Yaz listened. Silence. No wind complaining. No drip of water. Not even the groan of ice. The song of Pome’s star whispered in the back of her mind, its heartbeat swift as drumming fingers. “I can’t . . .”

It’s very deep.

“I . . .” And there it was, the restless song of a star. Star-stones Arka had called them. Eular had also called them core-stones and heart-stones. Whatever they were they sang and this one sang so deep that the notes reverberated through the longest bones in her body then sank deeper still, beyond sensing. Rising here and there like a whale breaking the surface before plunging into the endless fathoms of the sea.

*boom*

A shudder ran through the stone beneath Yaz’s feet, so deep that she would not have noticed it except for Erris. It was as if something the size of a mountain had fallen far away.
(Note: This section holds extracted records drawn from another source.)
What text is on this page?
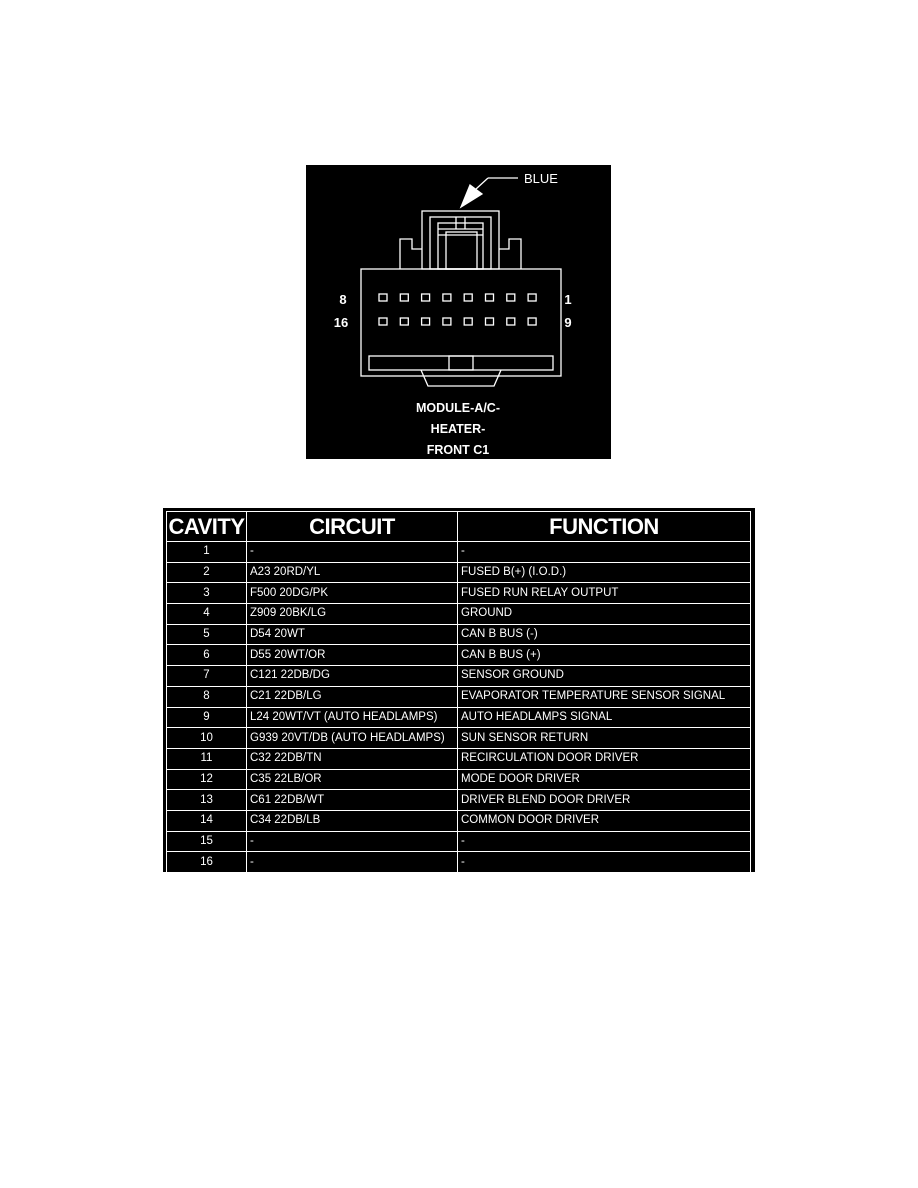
8	1
16	9
BLUE
MODULE-A/C-
HEATER-
FRONT C1
CAVITY	CIRCUIT	FUNCTION
1	-	-
2	A23 20RD/YL	FUSED B(+) (I.O.D.)
3	F500 20DG/PK	FUSED RUN RELAY OUTPUT
4	Z909 20BK/LG	GROUND
5	D54 20WT	CAN B BUS (-)
6	D55 20WT/OR	CAN B BUS (+)
7	C121 22DB/DG	SENSOR GROUND
8	C21 22DB/LG	EVAPORATOR TEMPERATURE SENSOR SIGNAL
9	L24 20WT/VT (AUTO HEADLAMPS)	AUTO HEADLAMPS SIGNAL
10	G939 20VT/DB (AUTO HEADLAMPS)	SUN SENSOR RETURN
11	C32 22DB/TN	RECIRCULATION DOOR DRIVER
12	C35 22LB/OR	MODE DOOR DRIVER
13	C61 22DB/WT	DRIVER BLEND DOOR DRIVER
14	C34 22DB/LB	COMMON DOOR DRIVER
15	-	-
16	-	-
“What was that?” Yaz almost knew but the answer felt wrong.

Its heartbeat.

“Oh.” Her answer had been right. Every star had its own heartbeat, the small ones racing so fast that they became a buzzing rising beyond hearing as their star’s size descended toward dust. The large star that she and Thurin had taken from the ice by the settlement had a heartbeat swift as a running child. But the star that Erris had made her listen to had given just one beat and even as the breath she held became painful in her lungs there was no second beat.

“How big is—”

*boom*

That is the star that feeds the void.

Yaz could feel it now and was amazed that she had not before. She felt it tugging at the boundaries of who she was, washing against her mind in waves, setting voices whispering inside her head. “How big is it?”

Large.

The metal body in front of Yaz shifted as Erris returned to it. The arms flexed. “This is why your people scavenge from the city. Surely you know this? Even a small star brings the Path closer to the world. When close to a star of good size even a half-blood quantal can reach the Path and work wonders with the power they can take from it.”